Could AI-powered object recognition technology help solve wheat disease?

“One of the novel aspects of this breakthrough is that we trained our network to detect minutely damaged kernels with high enough accuracy using only a few images. We accomplished this through meticulous data pre-processing, transfer learning, and bootstrapping of labeling activities” Chowdhary explains. “This is yet another significant victory for machine learning and AI in agriculture and society.”

“This project builds on the AIFARMS National AI Institute and the Center for Digital Agriculture here at Illinois to leverage the power of AI for agriculture,” he adds.

When the technology successfully detected fusarium damage – small, shriveled, gray, or chalky kernels – it could also predict the grain’s toxin load; the more external signs of damage, the higher the DON content.

When the researchers tested the machine learning technology on its own, it predicted DON levels better than in-field ratings of disease symptoms, which breeders frequently use instead of kernel phenotyping to save time and resources. However, when compared to humans in the lab rating disease damage on kernels, the technology was only 60% as accurate.

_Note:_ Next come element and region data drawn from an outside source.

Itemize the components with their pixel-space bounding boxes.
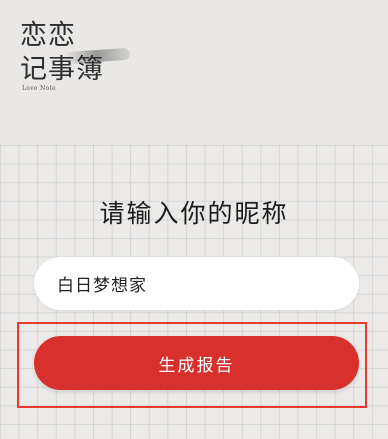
logo-subtitle: Love Note <box>22 85 56 92</box>
app-logo: 恋恋 记事簿 Love Note <box>20 20 131 100</box>
nickname-prompt-title: 请输入你的昵称 <box>99 199 289 228</box>
logo-line-1: 恋恋 <box>20 20 76 51</box>
nickname-input-value: 白日梦想家 <box>57 276 147 296</box>
nickname-input[interactable]: 白日梦想家 <box>34 257 359 310</box>
logo-line-2: 记事簿 <box>20 54 104 85</box>
generate-report-label: 生成报告 <box>158 355 235 376</box>
generate-report-button[interactable]: 生成报告 <box>34 336 359 390</box>
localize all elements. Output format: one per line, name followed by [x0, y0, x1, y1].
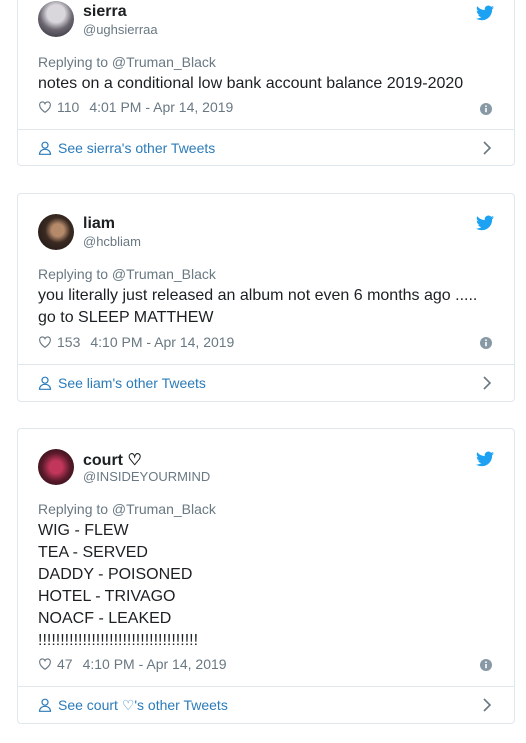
author-handle[interactable]: @INSIDEYOURMIND	[83, 469, 210, 484]
see-other-tweets-label[interactable]: See sierra's other Tweets	[58, 140, 215, 156]
timestamp[interactable]: 4:01 PM - Apr 14, 2019	[89, 99, 233, 115]
tweet-meta: 110 4:01 PM - Apr 14, 2019	[38, 99, 233, 115]
tweet-text: you literally just released an album not…	[38, 287, 478, 326]
replying-to[interactable]: Replying to @Truman_Black	[38, 54, 216, 70]
see-other-tweets-link[interactable]: See court ♡'s other Tweets	[38, 687, 494, 723]
info-icon[interactable]	[480, 659, 492, 671]
person-icon	[38, 698, 52, 712]
author-name[interactable]: court ♡	[83, 450, 142, 470]
info-icon[interactable]	[480, 337, 492, 349]
see-other-tweets-link[interactable]: See liam's other Tweets	[38, 365, 494, 401]
heart-icon[interactable]	[38, 100, 52, 114]
author-handle[interactable]: @hcbliam	[83, 234, 141, 249]
see-other-tweets-link[interactable]: See sierra's other Tweets	[38, 130, 494, 166]
chevron-right-icon[interactable]	[482, 698, 492, 712]
like-count[interactable]: 153	[57, 334, 80, 350]
author-handle[interactable]: @ughsierraa	[83, 22, 158, 37]
info-icon[interactable]	[480, 103, 492, 115]
twitter-bird-icon[interactable]	[476, 5, 494, 21]
tweet-text: notes on a conditional low bank account …	[38, 75, 464, 92]
timestamp[interactable]: 4:10 PM - Apr 14, 2019	[83, 656, 227, 672]
tweet-card: sierra @ughsierraa Replying to @Truman_B…	[17, 0, 515, 166]
replying-to[interactable]: Replying to @Truman_Black	[38, 266, 216, 282]
person-icon	[38, 376, 52, 390]
tweet-card: liam @hcbliam Replying to @Truman_Black …	[17, 193, 515, 402]
heart-icon[interactable]	[38, 335, 52, 349]
person-icon	[38, 141, 52, 155]
tweet-card: court ♡ @INSIDEYOURMIND Replying to @Tru…	[17, 428, 515, 724]
timestamp[interactable]: 4:10 PM - Apr 14, 2019	[90, 334, 234, 350]
tweet-meta: 153 4:10 PM - Apr 14, 2019	[38, 334, 234, 350]
tweet-meta: 47 4:10 PM - Apr 14, 2019	[38, 656, 227, 672]
like-count[interactable]: 110	[57, 99, 79, 115]
avatar[interactable]	[38, 1, 74, 37]
author-name[interactable]: sierra	[83, 3, 127, 21]
see-other-tweets-label[interactable]: See liam's other Tweets	[58, 375, 206, 391]
twitter-bird-icon[interactable]	[476, 451, 494, 467]
avatar[interactable]	[38, 214, 74, 250]
heart-icon[interactable]	[38, 657, 52, 671]
chevron-right-icon[interactable]	[482, 141, 492, 155]
twitter-bird-icon[interactable]	[476, 215, 494, 231]
see-other-tweets-label[interactable]: See court ♡'s other Tweets	[58, 697, 228, 714]
replying-to[interactable]: Replying to @Truman_Black	[38, 501, 216, 517]
author-name[interactable]: liam	[83, 215, 115, 233]
chevron-right-icon[interactable]	[482, 376, 492, 390]
like-count[interactable]: 47	[57, 656, 73, 672]
tweet-text: WIG - FLEW TEA - SERVED DADDY - POISONED…	[38, 522, 199, 649]
avatar[interactable]	[38, 449, 74, 485]
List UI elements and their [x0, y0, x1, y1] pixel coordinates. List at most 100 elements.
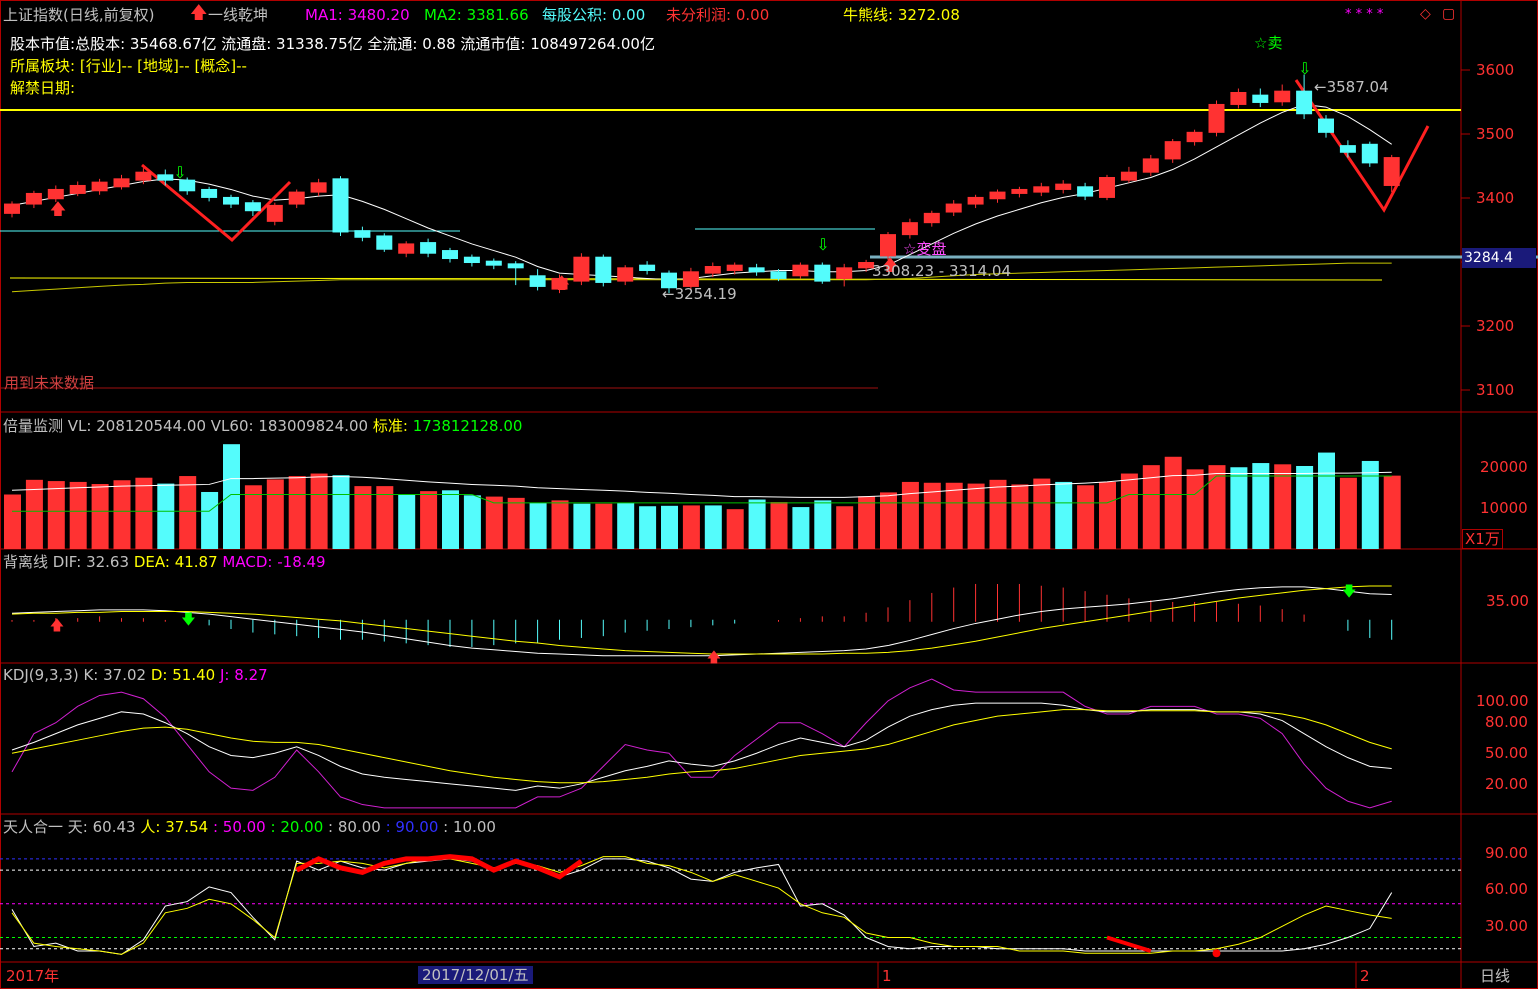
- vol-tick: 20000: [1480, 458, 1528, 476]
- candle-body: [1383, 157, 1400, 186]
- price-tick: 3500: [1476, 125, 1515, 143]
- vol-unit: X1万: [1462, 529, 1503, 549]
- volume-bar: [726, 509, 744, 549]
- period-button[interactable]: 日线: [1480, 967, 1510, 985]
- volume-bar: [1099, 481, 1116, 549]
- trh-l10: : 10.00: [443, 818, 496, 836]
- sell-signal: ☆卖: [1254, 34, 1283, 52]
- candle-body: [880, 234, 896, 257]
- volume-bar: [398, 494, 416, 549]
- candle-body: [989, 191, 1006, 200]
- volume-bar: [507, 497, 525, 549]
- candle-body: [354, 230, 371, 238]
- candle-body: [485, 260, 502, 266]
- mgb-value: 0.00: [611, 6, 646, 24]
- volume-bar: [1339, 477, 1357, 549]
- volume-bar: [201, 491, 219, 549]
- volume-bar: [179, 476, 197, 549]
- candle-body: [201, 188, 218, 198]
- candle-body: [4, 203, 20, 214]
- k-value: 37.02: [103, 666, 147, 684]
- volume-bar: [1186, 469, 1204, 549]
- candle-body: [792, 264, 809, 277]
- up-arrow-icon: 🡅: [554, 273, 570, 292]
- volume-bar: [770, 502, 788, 549]
- macd-tick: 35.00: [1486, 592, 1529, 610]
- candle-body: [113, 178, 130, 188]
- d-label: D:: [150, 666, 168, 684]
- candle-body: [704, 265, 721, 274]
- candle-body: [639, 264, 656, 271]
- macd-label: MACD:: [222, 553, 273, 571]
- candle-body: [398, 243, 415, 254]
- candle-body: [442, 250, 458, 260]
- volume-bar: [945, 482, 963, 549]
- candle-body: [617, 267, 634, 282]
- volume-bar: [1077, 485, 1095, 549]
- up-arrow-icon: 🡅: [707, 650, 721, 666]
- candle-body: [1033, 186, 1050, 193]
- macd-panel: 🡅 🡇 🡅 🡇: [11, 583, 1393, 666]
- trh-l90: : 90.00: [385, 818, 439, 836]
- down-arrow-icon: 🡇: [181, 612, 195, 628]
- volume-bar: [529, 502, 547, 549]
- candle-body: [244, 202, 261, 212]
- trh-l80: : 80.00: [328, 818, 381, 836]
- trh-l20: : 20.00: [270, 818, 324, 836]
- wfp-label: 未分利润:: [666, 6, 732, 24]
- down-arrow-icon: ⇩: [816, 235, 829, 254]
- dea-line: [11, 585, 1392, 655]
- candle-body: [1142, 158, 1159, 173]
- volume-bar: [376, 486, 394, 549]
- j-value: 8.27: [234, 666, 268, 684]
- low-label: 3254.19: [674, 285, 737, 303]
- candle-body: [47, 188, 64, 200]
- mgb-label: 每股公积:: [542, 6, 608, 24]
- candle-body: [945, 203, 962, 213]
- volume-bar: [1055, 481, 1073, 549]
- candle-body: [420, 242, 437, 254]
- volume-bar: [661, 505, 678, 549]
- candle-body: [463, 256, 480, 264]
- tian-label: 天:: [67, 818, 88, 836]
- dif-line: [11, 586, 1392, 657]
- volume-bar: [1011, 484, 1029, 549]
- std-value: 173812128.00: [412, 417, 523, 435]
- volume-bar: [1274, 464, 1292, 549]
- candle-body: [967, 196, 984, 205]
- candle-body: [223, 196, 239, 205]
- trh-l50: : 50.00: [212, 818, 266, 836]
- vol-ma-line: [11, 471, 1392, 498]
- range-label: 3308.23 - 3314.04: [872, 262, 1012, 280]
- ma1-line: [11, 103, 1392, 281]
- candle-body: [1120, 171, 1137, 181]
- volume-bar: [792, 507, 810, 549]
- window-icon[interactable]: ▢: [1442, 5, 1455, 23]
- volume-bar: [573, 503, 591, 549]
- candle-body: [376, 235, 393, 250]
- volume-bar: [113, 480, 131, 549]
- volume-bar: [266, 479, 284, 549]
- diamond-icon[interactable]: ◇: [1420, 5, 1431, 23]
- candle-body: [573, 256, 590, 282]
- volume-bar: [1164, 456, 1182, 549]
- dea-value: 41.87: [174, 553, 218, 571]
- candle-body: [1055, 183, 1072, 190]
- indicator-name: 一线乾坤: [208, 6, 269, 24]
- volume-bar: [47, 481, 65, 549]
- volume-bar: [135, 477, 153, 549]
- k-label: K:: [83, 666, 99, 684]
- candle-body: [1296, 90, 1313, 115]
- volume-bar: [1230, 467, 1248, 549]
- volume-bar: [814, 500, 832, 549]
- candle-body: [923, 212, 940, 224]
- price-tick: 3400: [1476, 189, 1515, 207]
- trh-dot: [1212, 949, 1221, 958]
- chart-title: 上证指数(日线,前复权): [3, 6, 155, 24]
- volume-bar: [288, 476, 306, 549]
- volume-bar: [967, 483, 985, 549]
- candle-body: [1099, 177, 1115, 198]
- info-line1-label: 股本市值:: [10, 35, 76, 53]
- down-arrow-icon: ⇩: [1298, 59, 1311, 78]
- tian-value: 60.43: [92, 818, 136, 836]
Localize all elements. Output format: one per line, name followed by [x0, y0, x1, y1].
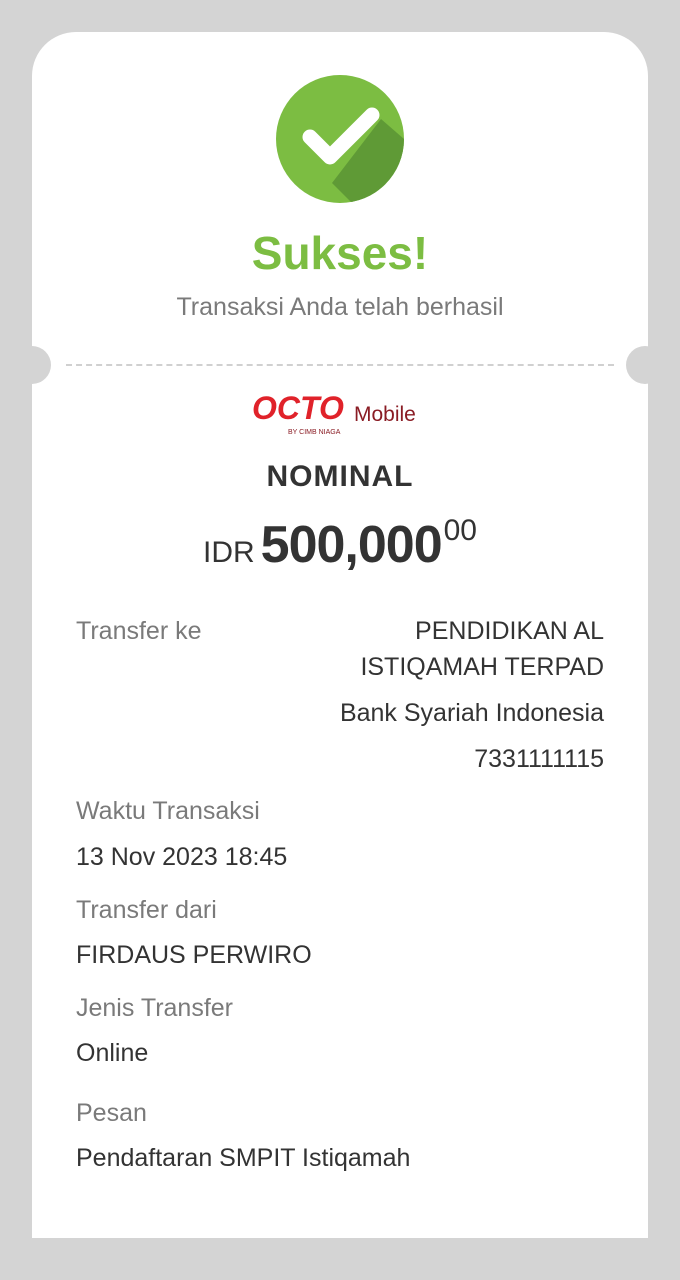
transfer-from-label: Transfer dari [76, 896, 217, 924]
nominal-label: NOMINAL [266, 460, 414, 493]
logo-byline: BY CIMB NIAGA [288, 429, 341, 436]
check-circle-icon [276, 75, 404, 203]
currency-code: IDR [202, 536, 255, 569]
message-label: Pesan [76, 1099, 147, 1127]
transfer-from-value: FIRDAUS PERWIRO [76, 941, 312, 969]
transfer-type-value: Online [76, 1039, 149, 1067]
amount-display: IDR 500,00000 [0, 514, 680, 575]
status-message: Transaksi Anda telah berhasil [176, 293, 504, 321]
recipient-name-line2: ISTIQAMAH TERPAD [360, 653, 604, 681]
octo-mobile-logo: OCTO Mobile BY CIMB NIAGA [252, 390, 416, 436]
transfer-type-label: Jenis Transfer [76, 994, 234, 1022]
amount-decimal: 00 [443, 514, 477, 547]
amount-integer: 500,000 [260, 516, 443, 574]
recipient-account-number: 7331111115 [474, 745, 604, 773]
receipt-divider [66, 364, 614, 366]
receipt-notch-left [13, 346, 51, 384]
receipt-notch-right [626, 346, 664, 384]
recipient-name-line1: PENDIDIKAN AL [415, 617, 604, 645]
transaction-time-value: 13 Nov 2023 18:45 [76, 843, 288, 871]
logo-suffix: Mobile [354, 403, 416, 426]
transaction-time-label: Waktu Transaksi [76, 797, 260, 825]
recipient-bank: Bank Syariah Indonesia [339, 699, 604, 727]
transfer-to-label: Transfer ke [76, 617, 202, 645]
receipt-zigzag-edge [32, 1218, 648, 1236]
status-title: Sukses! [251, 227, 429, 279]
message-value: Pendaftaran SMPIT Istiqamah [76, 1144, 411, 1172]
logo-word: OCTO [252, 390, 344, 426]
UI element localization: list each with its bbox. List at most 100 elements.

The researchers are still encouraged, though, as their initial tests didn’t use a large number of samples to train the model. They’re currently adding samples and expect to achieve greater accuracy with additional tweaking.

“While additional training is required to improve our model’s capabilities, preliminary testing shows promising results and demonstrates the possibility of providing an automated and objective phenotyping method for fusarium damaged kernels that could be widely deployed to support resistance breeding efforts,” Wu says.

The ultimate goal, according to Rutkoski, is to create an online portal where breeders like her can upload cell phone photos of wheat kernels for automatic fusarium damage scoring.